Obama expected to sign PAHPRA into law
The U.S. House of Representatives voted 370-28 on March 4 to pass the bill, which came five days after the Senate passed the same bill by a unanimous vote. While President Obama is expected to sign the bill, it will be unclear how closely future funding will meet PAHPRA objectives until the president submits a budget for financial year 2014, GenEngNews.com reports.
The law requires Department of Health and Human Services Secretary Kathleen Sebelius to facilitate written management plans to govern the development and regulatory review of medical countermeasures.
"The regulatory management plans help solidify the process for figuring out how to get new medical countermeasures through the (U.S. Food and Drug Administration) and into the stockpile," Phyllis Arthur, the senior director of vaccines, immunotherapeutics and diagnostics policy for the Biotechnology Industry Organization, said, according to GenEngNews.com. "Working with sponsors to develop these unique clinical studies and identify appropriate animal models will better enable the FDA and sponsors to make scientific decisions and hopefully expedite the regulatory process."
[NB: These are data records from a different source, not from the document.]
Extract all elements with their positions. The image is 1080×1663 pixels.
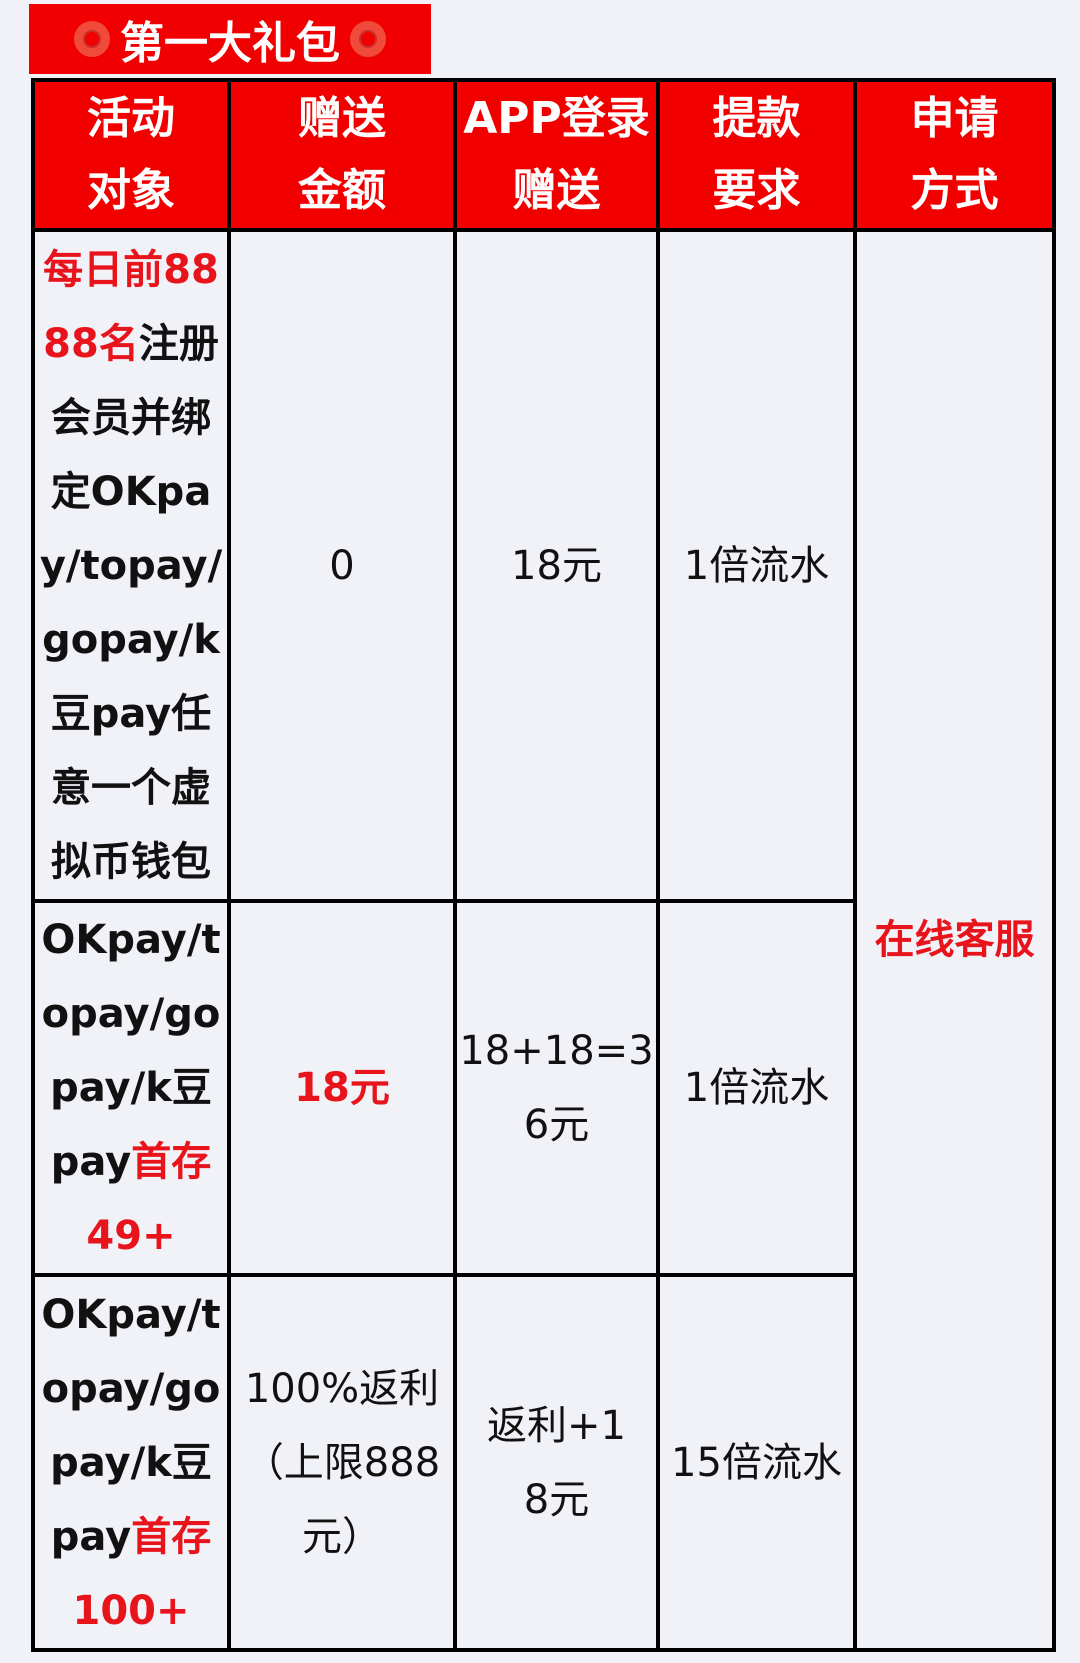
table-header-row: 活动对象 赠送金额 APP登录赠送 提款要求 申请方式 (31, 78, 1056, 232)
target-cell: OKpay/topay/gopay/k豆pay首存49+ (31, 899, 231, 1277)
red-ring-icon (350, 21, 386, 57)
target-text: 注册会员并绑定OKpay/topay/gopay/k豆pay任意一个虚拟币钱包 (39, 320, 223, 885)
target-highlight: 首存100+ (72, 1513, 212, 1634)
table-row: OKpay/topay/gopay/k豆pay首存100+ 100%返利（上限8… (31, 1273, 1054, 1652)
apply-method-cell[interactable]: 在线客服 (853, 228, 1056, 1652)
header-app-bonus: APP登录赠送 (453, 78, 660, 232)
target-cell: 每日前8888名注册会员并绑定OKpay/topay/gopay/k豆pay任意… (31, 228, 231, 903)
section-title-banner: 第一大礼包 (29, 4, 431, 74)
target-highlight: 首存49+ (86, 1139, 212, 1259)
header-apply-method: 申请方式 (853, 78, 1056, 232)
requirement-cell: 15倍流水 (656, 1273, 857, 1652)
header-amount: 赠送金额 (227, 78, 457, 232)
app-bonus-cell: 18+18=36元 (453, 899, 660, 1277)
requirement-cell: 1倍流水 (656, 899, 857, 1277)
header-requirement: 提款要求 (656, 78, 857, 232)
app-bonus-cell: 18元 (453, 228, 660, 903)
requirement-cell: 1倍流水 (656, 228, 857, 903)
target-highlight: 每日前8888名 (43, 246, 219, 367)
red-ring-icon (74, 21, 110, 57)
app-bonus-cell: 返利+18元 (453, 1273, 660, 1652)
target-text: OKpay/topay/gopay/k豆pay (41, 917, 221, 1185)
promotion-table: 活动对象 赠送金额 APP登录赠送 提款要求 申请方式 每日前8888名注册会员… (31, 78, 1056, 1652)
amount-cell: 100%返利（上限888元） (227, 1273, 457, 1652)
target-cell: OKpay/topay/gopay/k豆pay首存100+ (31, 1273, 231, 1652)
amount-cell: 0 (227, 228, 457, 903)
amount-cell: 18元 (227, 899, 457, 1277)
target-text: OKpay/topay/gopay/k豆pay (41, 1291, 221, 1560)
header-target: 活动对象 (31, 78, 231, 232)
table-row: OKpay/topay/gopay/k豆pay首存49+ 18元 18+18=3… (31, 899, 1054, 1277)
section-title: 第一大礼包 (120, 18, 340, 69)
table-row: 每日前8888名注册会员并绑定OKpay/topay/gopay/k豆pay任意… (31, 228, 1056, 1652)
Arthur said that sponsors would have the opportunity to work with the FDA and the Biodefense Advanced Research and Development Authority to develop clinical studies, identify proper animal models and determine milestones in the absence of human efficacy trials to ensure that the products will be effective in case of an emergency.
PAHPRA also reauthorizes the federal special reserve fund to purchase medical countermeasures, extends from eight to 10 years the time during which a security countermeasures should qualify for licensing or approval in Project BioShield and creates a National Advisory Committee on Children and Disasters, GenEngNews.com reports.